Patients with CF suffer from a host of bacterial infections that is not limited to Pseudomonas aeruginosa. Some of these infections is caused by opportunistic bacterial like Staphylococcus aureus, nontuberculous mycobacteria and Haemophilus influenzae all of which induces substantially high production of IgG. Although, the type of bacterial infection in the patients were not investigated in this study, there are studies that have reported the common occurrence of these bacterial infection in CF patients (Bernardi et al., 2013, Spasenovski et al., 2010). As such, a time dependent rise in IgG level is expected in the CF patients as long as bacterial infection continue to aggravate.

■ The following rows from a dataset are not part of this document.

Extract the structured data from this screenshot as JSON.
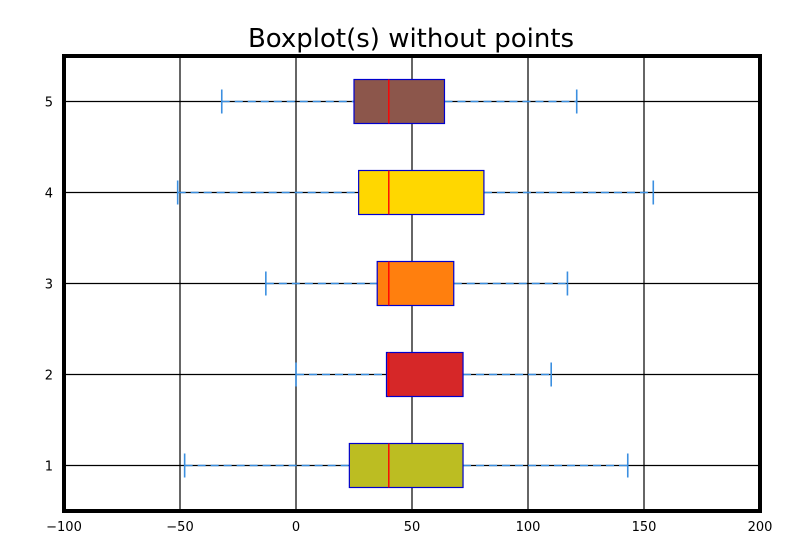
{
  "chart_data": {
    "type": "boxplot",
    "orientation": "horizontal",
    "title": "Boxplot(s) without points",
    "xlabel": "",
    "ylabel": "",
    "xlim": [
      -100,
      200
    ],
    "ylim": [
      0.5,
      5.5
    ],
    "x_ticks": [
      -100,
      -50,
      0,
      50,
      100,
      150,
      200
    ],
    "x_tick_labels": [
      "−100",
      "−50",
      "0",
      "50",
      "100",
      "150",
      "200"
    ],
    "y_ticks": [
      1,
      2,
      3,
      4,
      5
    ],
    "y_tick_labels": [
      "1",
      "2",
      "3",
      "4",
      "5"
    ],
    "grid": true,
    "median_color": "#ff0000",
    "box_edge_color": "#0000cc",
    "whisker_color": "#3b8fe0",
    "series": [
      {
        "position": 1,
        "whisker_low": -48,
        "q1": 23,
        "median": 40,
        "q3": 72,
        "whisker_high": 143,
        "color": "#bcbd22"
      },
      {
        "position": 2,
        "whisker_low": 0,
        "q1": 39,
        "median": 40,
        "q3": 72,
        "whisker_high": 110,
        "color": "#d62728"
      },
      {
        "position": 3,
        "whisker_low": -13,
        "q1": 35,
        "median": 40,
        "q3": 68,
        "whisker_high": 117,
        "color": "#ff7f0e"
      },
      {
        "position": 4,
        "whisker_low": -51,
        "q1": 27,
        "median": 40,
        "q3": 81,
        "whisker_high": 154,
        "color": "#ffd700"
      },
      {
        "position": 5,
        "whisker_low": -32,
        "q1": 25,
        "median": 40,
        "q3": 64,
        "whisker_high": 121,
        "color": "#8c564b"
      }
    ]
  }
}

While data from this study shows increase in IgG and IgE levels making these two immunoglobulins a good prognostic biomarker for disease progression in CF patient, there is need for caution in interpreting the result of IgM measurement due to the possible confounding factor in the small number of patients in which measurements were taken in the second stage, giving rise to unusually high level of IgM in that stage. In addition to this, the observation that the prevalence of CF is higher in the central and eastern region of Saudi Arabia calls for concern. This may be likely due to increased genetic predisposition in these regions but further studies is required to ascertain this and possibly help to focus attention to these areas for better disease management.

Conclusion

The result from this study indicated that IgG and IgE levels in patients with CF rises with disease progression and advancement of age in contrast with IgA and IgM which either showed no increase with respect to normal levels. As such, the level of these immunoglobulin may serve as a tool to determine the disease stage in the patients for better planning of disease management and possible treatment modalities.

Declaration of Competing Interest

Authors declare no conflict of interest.